Note: The below discusses the unranked “independent samples t-test”, the most common form of t-test.

## Definition

A t-test helps you compare whether two groups have different average values (for example, whether men and women have different average heights).

## Example

Let’s say you’re curious about whether New Yorkers and Kansans spend a different amount of money per month on movies. It’s impractical to ask every New Yorker and Kansan about their movie spending, so instead you ask a sample of each—maybe 300 New Yorkers and 300 Kansans—and the averages are \$14 and \$18. The t-test asks whether that difference is probably representative of a real difference between Kansans and New Yorkers generally or whether that is most likely a meaningless statistical fluke.

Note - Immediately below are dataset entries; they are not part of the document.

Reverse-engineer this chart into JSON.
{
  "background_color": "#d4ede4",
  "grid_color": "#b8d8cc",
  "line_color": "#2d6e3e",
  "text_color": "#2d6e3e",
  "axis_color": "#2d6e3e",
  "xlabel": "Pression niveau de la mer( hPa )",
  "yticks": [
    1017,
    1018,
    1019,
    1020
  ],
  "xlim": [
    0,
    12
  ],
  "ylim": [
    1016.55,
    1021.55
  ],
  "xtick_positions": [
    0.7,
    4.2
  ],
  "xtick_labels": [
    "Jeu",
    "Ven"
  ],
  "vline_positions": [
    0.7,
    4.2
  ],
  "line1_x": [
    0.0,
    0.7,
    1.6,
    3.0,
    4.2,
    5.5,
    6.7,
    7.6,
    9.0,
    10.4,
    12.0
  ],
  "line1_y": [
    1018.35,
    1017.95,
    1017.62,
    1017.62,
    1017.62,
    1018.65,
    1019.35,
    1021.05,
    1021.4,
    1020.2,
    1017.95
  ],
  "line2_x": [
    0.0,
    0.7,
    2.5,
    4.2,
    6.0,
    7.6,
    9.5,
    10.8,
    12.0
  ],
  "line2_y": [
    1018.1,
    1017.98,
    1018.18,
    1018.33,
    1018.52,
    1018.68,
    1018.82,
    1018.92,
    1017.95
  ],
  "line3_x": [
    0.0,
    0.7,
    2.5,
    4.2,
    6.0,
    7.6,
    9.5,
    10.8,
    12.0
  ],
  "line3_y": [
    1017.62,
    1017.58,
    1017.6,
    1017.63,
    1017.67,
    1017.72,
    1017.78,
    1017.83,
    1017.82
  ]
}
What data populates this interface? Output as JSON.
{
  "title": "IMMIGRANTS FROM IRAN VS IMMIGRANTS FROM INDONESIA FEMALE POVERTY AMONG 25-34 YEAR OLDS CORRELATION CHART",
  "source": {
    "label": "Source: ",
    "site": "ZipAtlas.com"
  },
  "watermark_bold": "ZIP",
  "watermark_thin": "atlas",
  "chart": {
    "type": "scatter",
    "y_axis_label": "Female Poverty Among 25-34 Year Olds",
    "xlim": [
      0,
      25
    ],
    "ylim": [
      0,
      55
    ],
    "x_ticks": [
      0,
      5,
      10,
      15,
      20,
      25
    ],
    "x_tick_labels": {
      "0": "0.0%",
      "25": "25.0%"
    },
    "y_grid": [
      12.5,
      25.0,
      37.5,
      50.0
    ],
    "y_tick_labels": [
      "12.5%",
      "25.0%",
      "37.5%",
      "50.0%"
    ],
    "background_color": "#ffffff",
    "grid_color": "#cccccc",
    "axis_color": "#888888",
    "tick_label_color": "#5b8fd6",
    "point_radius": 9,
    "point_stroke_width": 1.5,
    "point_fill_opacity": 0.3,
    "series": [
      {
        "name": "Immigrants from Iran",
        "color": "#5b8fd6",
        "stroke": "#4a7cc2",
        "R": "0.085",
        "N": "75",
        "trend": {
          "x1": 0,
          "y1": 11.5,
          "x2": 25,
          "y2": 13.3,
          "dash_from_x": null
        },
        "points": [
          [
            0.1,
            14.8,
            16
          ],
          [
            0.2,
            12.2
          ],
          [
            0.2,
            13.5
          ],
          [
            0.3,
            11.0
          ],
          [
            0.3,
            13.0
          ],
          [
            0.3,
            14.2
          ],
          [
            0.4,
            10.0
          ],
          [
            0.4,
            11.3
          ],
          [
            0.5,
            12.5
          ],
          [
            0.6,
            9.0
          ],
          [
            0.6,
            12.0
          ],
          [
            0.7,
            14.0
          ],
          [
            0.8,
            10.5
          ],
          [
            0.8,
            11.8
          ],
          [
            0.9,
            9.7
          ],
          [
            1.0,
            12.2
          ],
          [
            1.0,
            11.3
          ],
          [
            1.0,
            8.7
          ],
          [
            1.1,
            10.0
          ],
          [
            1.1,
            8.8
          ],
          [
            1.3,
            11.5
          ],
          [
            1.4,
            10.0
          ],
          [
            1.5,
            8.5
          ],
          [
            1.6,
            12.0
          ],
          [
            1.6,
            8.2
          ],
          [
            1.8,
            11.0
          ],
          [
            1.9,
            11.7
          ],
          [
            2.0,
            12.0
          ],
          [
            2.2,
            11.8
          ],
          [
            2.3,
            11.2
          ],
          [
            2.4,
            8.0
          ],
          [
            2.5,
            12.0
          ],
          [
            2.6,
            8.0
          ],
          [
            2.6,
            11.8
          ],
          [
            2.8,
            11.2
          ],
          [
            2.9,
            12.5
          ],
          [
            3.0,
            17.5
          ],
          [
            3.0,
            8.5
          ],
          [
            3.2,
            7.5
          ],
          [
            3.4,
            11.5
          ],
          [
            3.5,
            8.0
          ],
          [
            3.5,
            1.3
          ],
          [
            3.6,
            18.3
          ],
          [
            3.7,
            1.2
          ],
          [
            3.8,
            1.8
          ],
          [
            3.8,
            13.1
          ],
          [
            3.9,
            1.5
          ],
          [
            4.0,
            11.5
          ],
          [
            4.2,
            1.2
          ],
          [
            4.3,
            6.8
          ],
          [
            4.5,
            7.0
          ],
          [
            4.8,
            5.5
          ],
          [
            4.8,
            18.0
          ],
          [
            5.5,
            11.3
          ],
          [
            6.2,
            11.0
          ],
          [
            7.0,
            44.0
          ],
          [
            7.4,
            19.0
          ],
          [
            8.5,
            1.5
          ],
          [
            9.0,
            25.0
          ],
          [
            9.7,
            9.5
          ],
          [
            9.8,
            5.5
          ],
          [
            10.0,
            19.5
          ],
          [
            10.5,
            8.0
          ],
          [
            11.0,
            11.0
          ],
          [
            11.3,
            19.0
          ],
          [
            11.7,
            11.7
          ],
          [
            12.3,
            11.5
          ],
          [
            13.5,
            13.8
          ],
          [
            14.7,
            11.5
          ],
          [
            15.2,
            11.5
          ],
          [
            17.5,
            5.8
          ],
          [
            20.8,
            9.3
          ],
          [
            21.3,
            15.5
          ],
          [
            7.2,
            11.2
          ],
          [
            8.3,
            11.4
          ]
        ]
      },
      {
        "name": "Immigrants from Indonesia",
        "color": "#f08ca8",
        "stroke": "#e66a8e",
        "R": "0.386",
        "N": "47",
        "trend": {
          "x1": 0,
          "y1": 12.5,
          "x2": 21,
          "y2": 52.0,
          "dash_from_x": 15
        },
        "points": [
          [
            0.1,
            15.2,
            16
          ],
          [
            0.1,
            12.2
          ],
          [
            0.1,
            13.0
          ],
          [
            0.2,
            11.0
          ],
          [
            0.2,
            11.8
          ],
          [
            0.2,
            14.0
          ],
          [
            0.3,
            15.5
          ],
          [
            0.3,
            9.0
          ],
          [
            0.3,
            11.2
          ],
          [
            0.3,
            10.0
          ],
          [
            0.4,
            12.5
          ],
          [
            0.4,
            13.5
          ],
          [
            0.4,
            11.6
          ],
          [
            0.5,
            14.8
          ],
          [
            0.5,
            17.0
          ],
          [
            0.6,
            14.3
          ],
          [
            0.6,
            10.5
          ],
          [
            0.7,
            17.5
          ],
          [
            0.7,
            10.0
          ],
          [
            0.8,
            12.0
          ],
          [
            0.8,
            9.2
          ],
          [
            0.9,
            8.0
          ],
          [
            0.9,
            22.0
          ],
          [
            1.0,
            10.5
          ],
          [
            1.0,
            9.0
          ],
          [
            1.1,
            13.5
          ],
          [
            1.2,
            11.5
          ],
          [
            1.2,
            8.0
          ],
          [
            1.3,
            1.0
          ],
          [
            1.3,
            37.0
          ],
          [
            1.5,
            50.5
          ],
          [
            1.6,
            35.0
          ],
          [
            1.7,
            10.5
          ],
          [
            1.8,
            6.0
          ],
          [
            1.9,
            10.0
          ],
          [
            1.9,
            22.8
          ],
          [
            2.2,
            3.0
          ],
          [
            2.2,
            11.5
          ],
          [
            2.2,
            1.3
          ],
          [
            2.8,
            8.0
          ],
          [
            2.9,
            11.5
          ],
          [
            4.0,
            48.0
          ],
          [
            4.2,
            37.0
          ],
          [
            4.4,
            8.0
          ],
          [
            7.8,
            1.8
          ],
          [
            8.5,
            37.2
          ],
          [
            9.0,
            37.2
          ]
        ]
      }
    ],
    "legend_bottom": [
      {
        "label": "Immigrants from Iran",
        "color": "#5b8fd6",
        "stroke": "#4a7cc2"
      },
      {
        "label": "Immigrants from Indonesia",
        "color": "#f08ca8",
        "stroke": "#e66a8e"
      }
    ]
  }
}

Technically, it asks the following: If there were in fact no difference between Kansans and New Yorkers generally, what are the chances that randomly selected groups from those populations would be as different as these randomly selected groups are? For example, if Kansans and New Yorkers as a whole actually spent the same amount of money on average, it’s very unlikely that 300 randomly selected Kansans each spend exactly \$14 and 300 randomly selected New Yorkers each spend exactly \$18. So if you’re sampling yielded those results, you would conclude that the difference in the sample groups is most likely representative of a meaningful difference between the populations as a whole.

## Definition

A t-test asks whether a difference between two groups’ averages is unlikely to have occurred because of random chance in sample selection. A difference is more likely to be meaningful and “real” if
(1) the difference between the averages is large,
(2) the sample size is large, and
(3) responses are consistently close to the average values and not widely spread out (the standard deviation is low).

The t-test’s statistical significance and the t-test’s effect size are the two primary outputs of the t-test. Statistical significance indicates whether the difference between sample averages is likely to represent an actual difference between populations (as in the example above), and the effect size indicates whether that difference is large enough to be practically meaningful.

The “One Sample T-Test” is similar to the “Independent Samples T-Test” except it is used to compare one group’s average value to a single number (for example, do Kansans on average spend more than \$13 per month on movies?). For practical purposes you can look at the confidence interval around the average value to gain this same information.

The “paired t-test” is used when each observation in one group is paired with a related observation in the other group. For example, do Kansans spend more money on movies in January or in February, where each respondent is asked about their January and their February spending? In effect a paired t-test subtracts each respondent’s January spending from their February spending (yielding the increase in spending), then take the average of all those increases in spending and looks to see whether that average is statistically significantly greater than zero (using a one sample t-test).

The “ranked independent samples t-test” asks a similar question to the typical unranked test but it is more robust to outliers (a few bad outliers can make the results of an unranked t-test invalid).